DataFileChunk

class openmsistream.data_file_io.entity.data_file_chunk.DataFileChunk(filepath, filename, file_hash, chunk_hash, chunk_offset_read, chunk_offset_write, chunk_size, chunk_i, n_total_chunks, rootdir=None, filename_append='', data=None)

Bases: Producible

Class representing a single chunk of an uploaded or downloaded file. DataFileChunk objects are automatically serialized/deserialized when they are produced/consumed to topics using OpenMSIStream.

Parameters:
  • filepath (pathlib.Path) – path to this chunk’s file (fully resolved if being produced, may be relative if it was consumed)

  • filename (str) – the name of the file

  • file_hash (str) – hash of this chunk’s entire file data

  • chunk_hash (str) – hash of this chunk’s data

  • chunk_offset_read (int) – offset (in bytes) of this chunk within the original file

  • chunk_offset_write (int) – offset (in bytes) of this chunk within the reconstructed file (may be different than chunk_offset_read due to excluding some bytes in uploading)

  • chunk_size (int) – size of this chunk (in bytes)

  • chunk_i (int) – index of this chunk within the larger file

  • n_total_chunks (int) – the total number of chunks to expect from the original file

  • rootdir (pathlib.Path, optional) – path to the “root” directory; anything beyond in the filepath is considered a subdirectory (can also be set later)

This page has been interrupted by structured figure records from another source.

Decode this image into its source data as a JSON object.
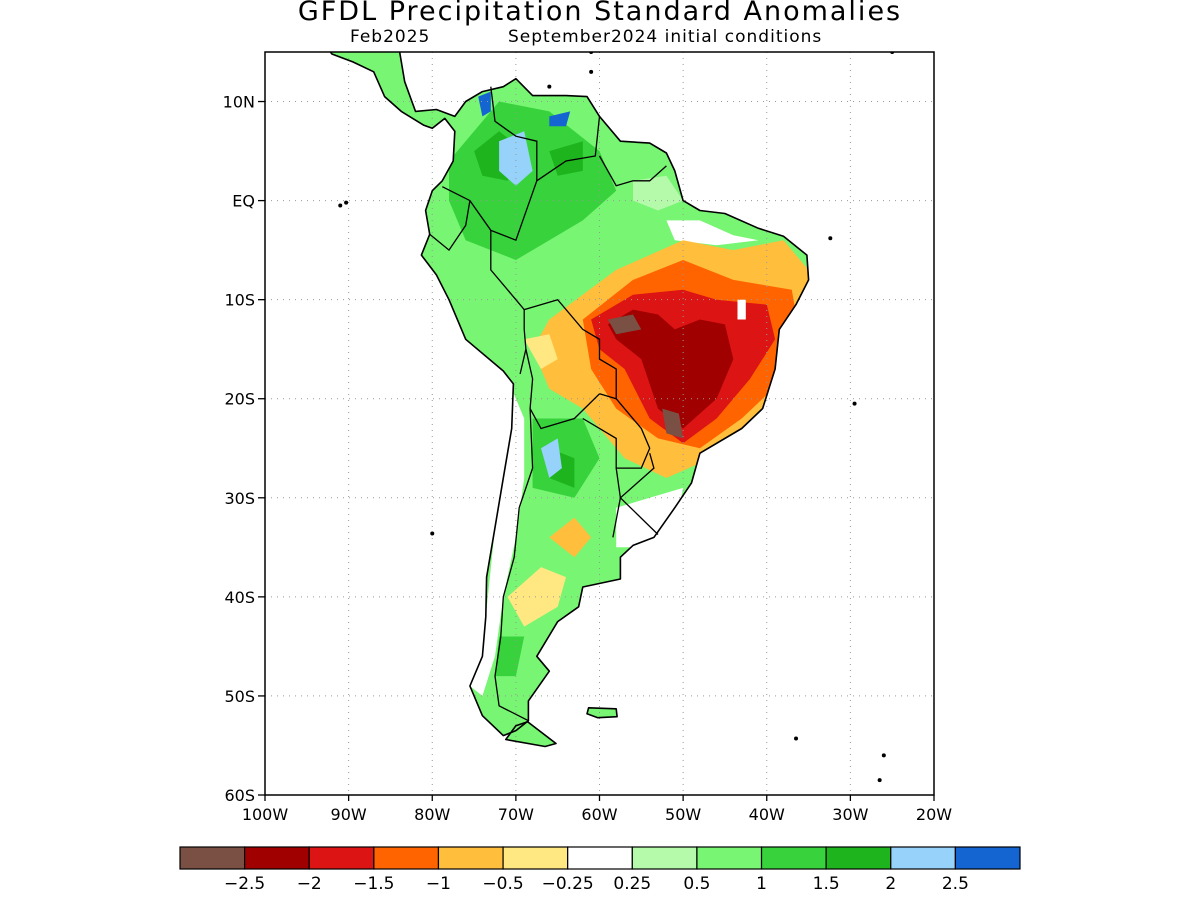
{
  "title": "GFDL Precipitation Standard Anomalies",
  "subtitle_left": "Feb2025",
  "subtitle_right": "September2024 initial conditions",
  "axes": {
    "lon_range": [
      -100,
      -20
    ],
    "lat_range": [
      -60,
      15
    ],
    "lat_ticks": [
      {
        "value": 10,
        "label": "10N"
      },
      {
        "value": 0,
        "label": "EQ"
      },
      {
        "value": -10,
        "label": "10S"
      },
      {
        "value": -20,
        "label": "20S"
      },
      {
        "value": -30,
        "label": "30S"
      },
      {
        "value": -40,
        "label": "40S"
      },
      {
        "value": -50,
        "label": "50S"
      },
      {
        "value": -60,
        "label": "60S"
      }
    ],
    "lon_ticks": [
      {
        "value": -100,
        "label": "100W"
      },
      {
        "value": -90,
        "label": "90W"
      },
      {
        "value": -80,
        "label": "80W"
      },
      {
        "value": -70,
        "label": "70W"
      },
      {
        "value": -60,
        "label": "60W"
      },
      {
        "value": -50,
        "label": "50W"
      },
      {
        "value": -40,
        "label": "40W"
      },
      {
        "value": -30,
        "label": "30W"
      },
      {
        "value": -20,
        "label": "20W"
      }
    ],
    "grid": "dotted"
  },
  "colorbar": {
    "colors": [
      "#7b5044",
      "#a00000",
      "#dc1414",
      "#ff6400",
      "#ffbe3c",
      "#ffe882",
      "#ffffff",
      "#b4faaa",
      "#78f573",
      "#37d23c",
      "#1eb41e",
      "#96d2fa",
      "#1464d2"
    ],
    "labels": [
      "−2.5",
      "−2",
      "−1.5",
      "−1",
      "−0.5",
      "−0.25",
      "0.25",
      "0.5",
      "1",
      "1.5",
      "2",
      "2.5"
    ]
  },
  "anomaly_regions": [
    {
      "level": "−1 to −0.5",
      "color": "#ffbe3c",
      "points": [
        [
          -66,
          -12
        ],
        [
          -58,
          -7
        ],
        [
          -50,
          -4
        ],
        [
          -44,
          -5
        ],
        [
          -38,
          -4
        ],
        [
          -34,
          -8
        ],
        [
          -36,
          -14
        ],
        [
          -38,
          -20
        ],
        [
          -42,
          -23
        ],
        [
          -48,
          -26.5
        ],
        [
          -52,
          -28
        ],
        [
          -57,
          -26
        ],
        [
          -62,
          -21
        ],
        [
          -66,
          -19
        ],
        [
          -68,
          -15
        ]
      ]
    },
    {
      "level": "−1.5 to −1",
      "color": "#ff6400",
      "points": [
        [
          -62,
          -12
        ],
        [
          -56,
          -8
        ],
        [
          -50,
          -6
        ],
        [
          -44,
          -8
        ],
        [
          -37,
          -9
        ],
        [
          -36,
          -14
        ],
        [
          -38,
          -18
        ],
        [
          -43,
          -22
        ],
        [
          -48,
          -25
        ],
        [
          -53,
          -24
        ],
        [
          -58,
          -21
        ],
        [
          -61,
          -17
        ]
      ]
    },
    {
      "level": "−2 to −1.5",
      "color": "#dc1414",
      "points": [
        [
          -61,
          -12
        ],
        [
          -56,
          -9.5
        ],
        [
          -50,
          -9
        ],
        [
          -46,
          -10
        ],
        [
          -40,
          -10.5
        ],
        [
          -39,
          -14
        ],
        [
          -42,
          -18
        ],
        [
          -46,
          -22
        ],
        [
          -50,
          -24.5
        ],
        [
          -54,
          -22
        ],
        [
          -57,
          -17
        ],
        [
          -60,
          -15
        ]
      ]
    },
    {
      "level": "−2.5 to −2",
      "color": "#a00000",
      "points": [
        [
          -59,
          -12.5
        ],
        [
          -56,
          -11
        ],
        [
          -53,
          -11.5
        ],
        [
          -51,
          -13
        ],
        [
          -48,
          -12
        ],
        [
          -45,
          -12.5
        ],
        [
          -44,
          -16
        ],
        [
          -46,
          -20
        ],
        [
          -50,
          -23
        ],
        [
          -53,
          -21
        ],
        [
          -55,
          -16
        ],
        [
          -58,
          -14
        ]
      ]
    },
    {
      "level": "< −2.5",
      "color": "#7b5044",
      "points": [
        [
          -59,
          -12
        ],
        [
          -56,
          -11.5
        ],
        [
          -55,
          -13
        ],
        [
          -58,
          -13.5
        ]
      ]
    },
    {
      "level": "< −2.5",
      "color": "#7b5044",
      "points": [
        [
          -52.5,
          -21
        ],
        [
          -50.5,
          -21.5
        ],
        [
          -50,
          -24
        ],
        [
          -52,
          -23.5
        ]
      ]
    },
    {
      "level": "−0.5 to −0.25",
      "color": "#ffe882",
      "points": [
        [
          -69,
          -14
        ],
        [
          -66,
          -13.5
        ],
        [
          -65,
          -16
        ],
        [
          -67,
          -17
        ]
      ]
    },
    {
      "level": "−0.5 to −0.25",
      "color": "#ffe882",
      "points": [
        [
          -71,
          -40
        ],
        [
          -67,
          -37
        ],
        [
          -64,
          -38
        ],
        [
          -65,
          -41
        ],
        [
          -69,
          -43
        ]
      ]
    },
    {
      "level": "−1 to −0.5",
      "color": "#ffbe3c",
      "points": [
        [
          -66,
          -34
        ],
        [
          -63,
          -32
        ],
        [
          -61,
          -34
        ],
        [
          -63,
          -36
        ]
      ]
    },
    {
      "level": "2 to 2.5",
      "color": "#96d2fa",
      "points": [
        [
          -72,
          6
        ],
        [
          -69,
          7
        ],
        [
          -68,
          3
        ],
        [
          -70,
          1.5
        ],
        [
          -72,
          3
        ]
      ]
    },
    {
      "level": "> 2.5",
      "color": "#1464d2",
      "points": [
        [
          -74.5,
          10.5
        ],
        [
          -73,
          11
        ],
        [
          -73,
          9
        ],
        [
          -74,
          8.5
        ]
      ]
    },
    {
      "level": "> 2.5",
      "color": "#1464d2",
      "points": [
        [
          -66,
          8.5
        ],
        [
          -63.5,
          9
        ],
        [
          -64,
          7.5
        ],
        [
          -66,
          7.5
        ]
      ]
    },
    {
      "level": "2 to 2.5",
      "color": "#96d2fa",
      "points": [
        [
          -67,
          -25
        ],
        [
          -65,
          -24
        ],
        [
          -64.5,
          -27
        ],
        [
          -66,
          -28
        ]
      ]
    }
  ],
  "missing_regions": [
    {
      "points": [
        [
          -43.5,
          -10
        ],
        [
          -42.5,
          -10
        ],
        [
          -42.5,
          -12
        ],
        [
          -43.5,
          -12
        ]
      ]
    }
  ]
}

  • filename_append (str, optional) – string to append to the stem of the filename when the file is reconstructed

  • data (bytes, optional) – the actual binary data of this chunk of the file (can be set later if this chunk is being produced and not consumed)

property filepath

The path to the file

property relative_filepath

The path to the file, relative to its root directory (if it has one)

property rootdir

The path to the file’s root directory (already set if chunk is to be produced, but must be set later if chunk is a consumed message)

property subdir_str

A string representation of the path to the file, relative to its root directory

property msg_key

string representing the key of the message this chunk will be produced as

property msg_value

value of the message this chunk will be produced as (just the object itself, since a DataFileChunkSerializer is used)

property callback_kwargs

keyword arguments that should be sent to the producer callback function when the chunk is produced

get_log_msg(print_every=None)

If the chunk’s index mod print_every is 0, or if the chunk is the last one for the file, returns a message to log. Otherwise returns None.

Parameters:

print_every (int, optional) – number of chunks that should be skipped between logging messages

Returns:

message to log stating which chunk from which file is being uploaded

Return type:

str, or None

populate_with_file_data(logger=None)

Populate this chunk with the actual data from the file. Called only when this chunk is being produced.

Parameters:

logger (OpenMSIToolbox.logging.OpenMSILogger, optional) – a logger object to use to log errors that may arise in populating the file chunk

Raises:
  • FileNotFoundError – if the file doesn’t exist on disk at self.filepath

  • ValueError – if the data read from the file is not of the expected size, or if its hash is not matched to what was originally calculated.